Increase Hospital Role in EMTALA Training and Dissemination.
Although hospitals may be more motivated by EMTALA concerns than physicians, hospitals seem mostly passive about EMTALA compliance (at least until they are investigated for an EMTALA violation). This may leave hospitals vulnerable to administrative and civil liability for EMTALA violations. As discussed above, even if a hospital can disclaim malpractice liability for the same acts, such as if the hospital is indemnified by a physician for the malpractice claims (e.g. because the physician is an independent contractor), hospitals still may be subject to EMTALA liability in lawsuits (38,39)
In addition to implementing EMTALA-compliant processes or more formally relying on hospital associations to train their physicians, as our respondents propose, we suggest that hospitals may want to take a more active role in evaluating and disseminating knowledge about EMTALA. They can proactively identify which physicians need to be aware of new developments about EMTALA, and examine whether these physicians actually know of them. In addition, hospitals can focus on requiring contracted specialty physician groups to show that they are trained in EMTALA. Finally, in order to better align hospital and physician interests, hospitals may wish to emphasize that physicians are also subject to fines and exclusion for EMTALA violations.
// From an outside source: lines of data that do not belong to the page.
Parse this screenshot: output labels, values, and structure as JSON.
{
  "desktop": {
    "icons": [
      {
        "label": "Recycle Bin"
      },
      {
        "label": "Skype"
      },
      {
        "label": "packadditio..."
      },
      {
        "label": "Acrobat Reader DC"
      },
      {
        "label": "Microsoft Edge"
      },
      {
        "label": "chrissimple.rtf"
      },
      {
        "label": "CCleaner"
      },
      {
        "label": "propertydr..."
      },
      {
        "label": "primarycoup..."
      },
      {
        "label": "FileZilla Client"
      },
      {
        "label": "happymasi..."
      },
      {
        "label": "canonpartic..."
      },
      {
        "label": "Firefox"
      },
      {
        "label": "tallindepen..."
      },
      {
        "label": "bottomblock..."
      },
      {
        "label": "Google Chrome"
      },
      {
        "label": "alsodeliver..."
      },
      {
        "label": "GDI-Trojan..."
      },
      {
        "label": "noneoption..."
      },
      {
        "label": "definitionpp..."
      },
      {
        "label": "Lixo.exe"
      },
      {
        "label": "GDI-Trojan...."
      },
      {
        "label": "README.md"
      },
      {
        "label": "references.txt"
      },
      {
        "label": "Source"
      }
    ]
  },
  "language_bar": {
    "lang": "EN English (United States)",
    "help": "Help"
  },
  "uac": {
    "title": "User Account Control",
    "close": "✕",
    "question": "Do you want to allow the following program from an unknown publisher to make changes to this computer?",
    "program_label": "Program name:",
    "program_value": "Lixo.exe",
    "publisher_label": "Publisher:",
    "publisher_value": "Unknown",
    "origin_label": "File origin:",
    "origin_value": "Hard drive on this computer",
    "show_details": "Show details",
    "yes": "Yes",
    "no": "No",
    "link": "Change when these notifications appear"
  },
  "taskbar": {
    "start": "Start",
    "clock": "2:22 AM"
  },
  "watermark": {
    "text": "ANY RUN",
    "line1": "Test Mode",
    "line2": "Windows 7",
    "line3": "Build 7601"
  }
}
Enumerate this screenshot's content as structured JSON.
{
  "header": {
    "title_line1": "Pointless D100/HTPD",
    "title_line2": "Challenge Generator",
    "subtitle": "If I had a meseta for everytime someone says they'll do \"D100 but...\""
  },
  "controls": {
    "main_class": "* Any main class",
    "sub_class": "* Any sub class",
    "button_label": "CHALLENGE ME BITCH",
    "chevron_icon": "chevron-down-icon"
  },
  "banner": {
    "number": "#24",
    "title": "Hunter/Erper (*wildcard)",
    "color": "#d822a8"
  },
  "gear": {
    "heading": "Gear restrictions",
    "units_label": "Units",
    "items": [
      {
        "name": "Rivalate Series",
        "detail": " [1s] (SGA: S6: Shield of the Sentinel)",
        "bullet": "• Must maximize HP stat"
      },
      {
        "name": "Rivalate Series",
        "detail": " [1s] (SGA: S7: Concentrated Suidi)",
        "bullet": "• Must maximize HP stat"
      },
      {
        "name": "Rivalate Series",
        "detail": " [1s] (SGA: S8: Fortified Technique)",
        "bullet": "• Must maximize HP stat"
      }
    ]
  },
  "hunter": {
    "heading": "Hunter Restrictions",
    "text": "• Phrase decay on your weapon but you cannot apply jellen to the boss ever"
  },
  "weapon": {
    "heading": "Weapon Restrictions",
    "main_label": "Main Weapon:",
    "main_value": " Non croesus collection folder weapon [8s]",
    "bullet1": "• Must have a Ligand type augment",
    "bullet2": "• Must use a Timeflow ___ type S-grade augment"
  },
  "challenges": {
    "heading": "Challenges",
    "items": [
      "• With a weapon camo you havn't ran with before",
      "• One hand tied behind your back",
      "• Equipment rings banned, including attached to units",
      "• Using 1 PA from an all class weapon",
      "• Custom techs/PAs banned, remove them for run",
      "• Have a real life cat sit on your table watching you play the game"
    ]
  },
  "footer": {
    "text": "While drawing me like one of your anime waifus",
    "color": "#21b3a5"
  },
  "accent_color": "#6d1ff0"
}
Increase Role of Hospital Associations.
Our results suggest that although hospitals rely heavily on hospital associations, both to provide EMTALA training and to clarify complex EMTALA issues, it is unclear whether this collaboration includes key hospital decision-makers. For instance, although hospital associations in our sample disseminated written updates about the Moses case, respondents outside the Sixth Circuit’s jurisdiction were mostly unaware of the case, while those within knew about the case but doubted whether physicians at other hospitals were as knowledgeable. We recommend that hospital associations that provide EMTALA training survey physicians at member hospitals about specific EMTALA knowledge in order to gauge how much training is actually being disseminated to physicians.
In addition, hospital associations should collect best practices that help hospitals develop their own strategies for improving EMTALA compliance. Finally, the associations could work with CMS to disseminate examples of close cases that were ultimately deemed violations.
Despite its importance, EMTALA compliance continues to be a challenge, yet to our knowledge, no studies to date have investigated the reasons for noncompliance. In this study, we spoke with a representative sample of nonprofit hospitals, hospital associations, and patient safety organizations within the region with the highest EMTALA investigation rate. We explored systematic causes and solutions to EMTALA compliance and classified them into five themes, three of which (referral burden for recipient hospitals, inter-hospital relationships, and differences in priorities between hospitals and physicians) have not been previously discussed at length. Finally, we synthesized results from the study and suggested four major ways to improve EMTALA compliance: more closely aligning federal and statement payment policies with EMTALA; amending EMTALA to explicitly permit informal mediation sessions between hospitals to address concerns about borderline EMTALA violations; increasing the hospital role in EMTALA training and dissemination of information; and increasing the role of hospital associations.